On the elementsEqual problem, or “[Pitch] Set and Dictionary should not be Sequences”

I'd say it's demonstrably an issue.


The answer was not conditional conformance, the answer was to decline that particular proposal. The problem that the proposal tried to solve is still unsolved.

Reading the post you link to, we see that "there was enough consensus on the review thread that the current name of the API can be misinterpreted", but the core team decided, after weighing a couple of factors, to keep the current name and thus the current situation, which is said to be "mitigated somewhat by the ability to consistently use == now that conditional conformances have been adopted (where appropriate) for Standard Library types".

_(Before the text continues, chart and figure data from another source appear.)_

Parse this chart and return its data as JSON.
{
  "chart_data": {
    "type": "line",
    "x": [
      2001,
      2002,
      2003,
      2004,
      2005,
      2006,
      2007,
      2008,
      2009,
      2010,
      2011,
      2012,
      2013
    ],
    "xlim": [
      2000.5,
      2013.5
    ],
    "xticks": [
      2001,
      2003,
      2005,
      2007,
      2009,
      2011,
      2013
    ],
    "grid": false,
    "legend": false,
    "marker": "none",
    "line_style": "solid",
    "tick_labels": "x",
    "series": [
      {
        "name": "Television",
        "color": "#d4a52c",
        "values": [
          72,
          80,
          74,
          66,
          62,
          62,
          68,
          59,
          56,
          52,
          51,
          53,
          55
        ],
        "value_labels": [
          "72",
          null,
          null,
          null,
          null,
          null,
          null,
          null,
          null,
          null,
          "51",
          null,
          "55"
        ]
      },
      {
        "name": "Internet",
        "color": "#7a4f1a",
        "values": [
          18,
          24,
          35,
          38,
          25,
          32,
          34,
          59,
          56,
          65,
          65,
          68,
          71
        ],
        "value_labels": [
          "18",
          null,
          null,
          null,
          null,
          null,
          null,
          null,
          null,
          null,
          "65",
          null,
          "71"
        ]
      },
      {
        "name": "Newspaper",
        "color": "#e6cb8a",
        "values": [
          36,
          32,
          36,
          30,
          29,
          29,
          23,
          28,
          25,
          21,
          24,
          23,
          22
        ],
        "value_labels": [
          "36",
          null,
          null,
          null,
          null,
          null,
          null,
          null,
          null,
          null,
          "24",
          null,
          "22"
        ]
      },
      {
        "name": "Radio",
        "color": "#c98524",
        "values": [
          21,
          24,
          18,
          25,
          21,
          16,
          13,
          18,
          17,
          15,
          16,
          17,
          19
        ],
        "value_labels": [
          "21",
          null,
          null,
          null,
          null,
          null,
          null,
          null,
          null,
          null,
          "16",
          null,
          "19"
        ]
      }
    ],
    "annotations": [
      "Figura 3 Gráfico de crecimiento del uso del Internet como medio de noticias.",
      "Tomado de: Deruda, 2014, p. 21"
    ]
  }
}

So, the elementsEqual-issue, and the situation described in the original post of this thread:

has not been addressed.


This attempted solution is just further underlining the problem. Note the family of methods that isSuperset(of: )is part of:

isSubset(of: )
isStrictSubset(of: )
isSuperset(of: )
isStrictSuperset(of: )
...

So changing the name of one of those would just be adding more drama.

And what about String's contains(other: StringProtocol)?


I think the issue affects both activities (using the language to write apps and extending the language, or rather the standard library, with new functionality). I'm not sure that such a categorization/division of activities can/should be made. I'm sorry if I misunderstand your question.

1 Like

I think there is a fundamental difference between arbitrary people writing horrible code versus having such code in a prominent place of Swift itself.

We still have access to pointers, but because of the concerns regarding raw memory access, those abilities are not exposed directly, similar to the Collection-methods of Set in this proposal.

As far as I can see, most people follow the guides and stay away from problematic techniques.

2 Likes

I think both concerns are valid (app writers and language writers) and can be and sometimes are at odds, similarly to how you then can see library writers vs library users. IMHO, it is quite naive to assume that you do not have a maker needs vs consumer needs divide and that you do not need to prioritise for one or the other at any time. You got my question right, but I was looking for some more data on how not making this change would hurt app developers (at Apple and outside of Apple) which are the real consumer and driver on the ecosystem.

All right, Jens, there are deeply rooted problems, since you want it. But I can't help thinking that many of the problems you see exist only because of the way you look at certain questions. A change of perspective could address most of them, or make them much less important than you think.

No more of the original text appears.